Relatedly, there have been a multitude of CPMs developed for different aspects and contexts of Covid-19. Indeed, the existing models range from diagnostic CPMs aimed at predicting a virologically confirmed diagnosis of Covid-19, to prognostic CPMs oriented to the prediction of different clinical outcomes in those already diagnosed with Covid-19. However, many of these outcomes are inter-related and, in the context of facilitating decision-making for treatment/management of Covid-19 patients, looking at multiple outcomes simultaneously is often of greater clinical interest and offers more relevant insights. For example, different models have been developed to predict clinical worsening, longer length of hospital stay, or death (at various time points), whereas others have defined composite outcomes (e.g., death and clinical worsening) [3]. For decision-making, clinicians could be more interested in the risk variability of several of those outcomes co-occurring (e.g., estimating a probability of clinical worsening and longer hospital stay). Here, joint (rather than marginal) prediction is the primary focus but developing separate models for each outcome individually cannot enable this type of prediction [17]. Future work might wish to consider this approach and type of objectives in the context of Covid-19 CPMs.

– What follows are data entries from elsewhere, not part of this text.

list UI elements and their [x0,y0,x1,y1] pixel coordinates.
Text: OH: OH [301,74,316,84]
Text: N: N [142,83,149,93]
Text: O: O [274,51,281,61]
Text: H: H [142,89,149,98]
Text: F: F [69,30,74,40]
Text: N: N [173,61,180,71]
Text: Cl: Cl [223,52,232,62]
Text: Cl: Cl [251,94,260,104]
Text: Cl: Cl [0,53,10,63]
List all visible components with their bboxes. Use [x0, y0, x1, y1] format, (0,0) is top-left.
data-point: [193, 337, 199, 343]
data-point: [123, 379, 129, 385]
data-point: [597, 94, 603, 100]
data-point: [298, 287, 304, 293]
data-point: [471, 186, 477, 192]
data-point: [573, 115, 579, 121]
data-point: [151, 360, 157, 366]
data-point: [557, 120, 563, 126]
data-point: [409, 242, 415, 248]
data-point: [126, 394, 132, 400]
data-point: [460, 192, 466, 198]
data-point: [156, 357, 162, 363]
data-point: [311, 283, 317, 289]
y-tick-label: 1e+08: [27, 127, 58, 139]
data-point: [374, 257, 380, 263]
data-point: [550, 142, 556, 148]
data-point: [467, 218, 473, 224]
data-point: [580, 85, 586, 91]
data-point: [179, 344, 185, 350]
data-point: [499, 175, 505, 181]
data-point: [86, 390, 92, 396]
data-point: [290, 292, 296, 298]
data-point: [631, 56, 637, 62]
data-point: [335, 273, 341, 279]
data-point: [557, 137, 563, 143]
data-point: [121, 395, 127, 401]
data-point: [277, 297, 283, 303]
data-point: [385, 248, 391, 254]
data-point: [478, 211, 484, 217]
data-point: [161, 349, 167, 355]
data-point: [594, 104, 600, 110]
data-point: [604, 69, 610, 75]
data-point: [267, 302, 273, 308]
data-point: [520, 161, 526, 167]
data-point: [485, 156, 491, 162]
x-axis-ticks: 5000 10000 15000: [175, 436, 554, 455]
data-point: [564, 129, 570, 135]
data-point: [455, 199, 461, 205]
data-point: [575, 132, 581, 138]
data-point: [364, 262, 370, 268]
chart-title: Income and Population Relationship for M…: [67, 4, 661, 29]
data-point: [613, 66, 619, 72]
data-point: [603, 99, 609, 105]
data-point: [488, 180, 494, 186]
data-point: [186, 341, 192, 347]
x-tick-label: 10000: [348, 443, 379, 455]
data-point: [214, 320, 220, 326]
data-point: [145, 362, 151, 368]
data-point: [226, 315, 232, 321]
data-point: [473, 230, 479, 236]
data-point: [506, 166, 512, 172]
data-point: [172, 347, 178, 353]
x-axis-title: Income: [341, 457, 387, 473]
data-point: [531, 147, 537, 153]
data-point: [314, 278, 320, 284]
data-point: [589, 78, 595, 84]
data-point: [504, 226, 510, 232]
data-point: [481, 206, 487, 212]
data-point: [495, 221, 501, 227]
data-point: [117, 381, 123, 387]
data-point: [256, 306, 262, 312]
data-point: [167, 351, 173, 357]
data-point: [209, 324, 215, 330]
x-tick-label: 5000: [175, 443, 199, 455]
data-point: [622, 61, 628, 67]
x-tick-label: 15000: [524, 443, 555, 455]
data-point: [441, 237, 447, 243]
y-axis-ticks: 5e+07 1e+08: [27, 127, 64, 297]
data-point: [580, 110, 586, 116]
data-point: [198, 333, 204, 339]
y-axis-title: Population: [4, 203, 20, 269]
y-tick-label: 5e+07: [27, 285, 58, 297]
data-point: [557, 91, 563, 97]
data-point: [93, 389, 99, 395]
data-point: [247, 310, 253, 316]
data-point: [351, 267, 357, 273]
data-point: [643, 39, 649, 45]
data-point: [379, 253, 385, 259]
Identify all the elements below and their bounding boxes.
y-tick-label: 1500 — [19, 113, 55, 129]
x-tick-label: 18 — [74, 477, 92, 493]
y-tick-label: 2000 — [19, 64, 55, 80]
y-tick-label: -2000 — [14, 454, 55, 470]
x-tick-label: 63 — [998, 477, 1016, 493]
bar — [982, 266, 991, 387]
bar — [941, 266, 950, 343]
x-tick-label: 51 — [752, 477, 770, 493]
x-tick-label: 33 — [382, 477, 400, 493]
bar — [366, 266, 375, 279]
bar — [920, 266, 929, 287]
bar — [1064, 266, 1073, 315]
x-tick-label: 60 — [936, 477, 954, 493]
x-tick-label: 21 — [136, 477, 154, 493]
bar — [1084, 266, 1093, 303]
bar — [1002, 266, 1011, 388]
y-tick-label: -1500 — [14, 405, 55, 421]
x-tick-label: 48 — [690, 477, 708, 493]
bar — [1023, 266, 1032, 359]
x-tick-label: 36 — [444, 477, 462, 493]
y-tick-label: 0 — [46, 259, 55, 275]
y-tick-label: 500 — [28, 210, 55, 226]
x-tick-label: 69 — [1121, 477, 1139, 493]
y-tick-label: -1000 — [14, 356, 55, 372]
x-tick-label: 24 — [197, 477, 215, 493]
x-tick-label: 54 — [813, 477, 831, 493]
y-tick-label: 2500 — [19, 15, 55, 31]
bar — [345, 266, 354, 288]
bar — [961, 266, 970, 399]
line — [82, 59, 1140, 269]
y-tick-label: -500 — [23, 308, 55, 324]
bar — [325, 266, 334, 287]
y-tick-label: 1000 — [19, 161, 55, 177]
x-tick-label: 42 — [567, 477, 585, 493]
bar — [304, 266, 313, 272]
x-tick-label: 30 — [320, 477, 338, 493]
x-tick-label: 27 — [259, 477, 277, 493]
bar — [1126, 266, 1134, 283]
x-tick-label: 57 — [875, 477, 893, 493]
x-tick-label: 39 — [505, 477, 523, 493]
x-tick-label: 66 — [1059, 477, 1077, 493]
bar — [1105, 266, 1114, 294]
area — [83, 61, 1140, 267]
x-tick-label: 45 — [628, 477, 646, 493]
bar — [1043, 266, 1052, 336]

Finally, an important consideration for all Covid-19 models developed to-date is that they are derived in the context of current care. However, current care continues to change rapidly as the pandemic unfolds. This means that outputs from Covid-19 CPMs need to be interpreted carefully: when, how, and where are question words to be posed to better interpret the potential inference and application of a model. Specifically, the predictions reveal the risk under the applied practices observed within the development dataset. They cannot be used to inform an individual's risk under various competing interventions [18]. A potential solution could be the exploration of counterfactual prediction [19, 20], in which the risk is estimated under fixed care regimes. This separates the baseline risk and the actions taken to mitigate the risk, thereby enabling users to answer “what-if” questions surrounding the impact of different interventions on Covid-19 risk in a particular setting [18]. Incorporating counterfactual prediction into the modelling might also increase the chances of model transferability across populations. Alternatively, embedding Covid-19 models within a dynamic framework [21] would allow the models to adapt rapidly to the changing clinical and temporal context. Such dynamic approaches to model updating help ensure that models maintain predictive performance through time, but it does require appropriate infrastructure to enable the real-time updates as new data are collected. Clearly, any form of model updating should only be undertaken on Covid-19 models that show lowest risk of bias, which are scarce to-date [3].

To summarise, the current scientific evidence suggests that none of the existing Covid-19 CPMs can be recommended for clinical use. We urgently recommend additional external validation studies, such as those by Gupta et al. [4]. Future work should seek to pool data across different populations and to apply model updating methods, where appropriate, to facilitate refinement of models across population variability.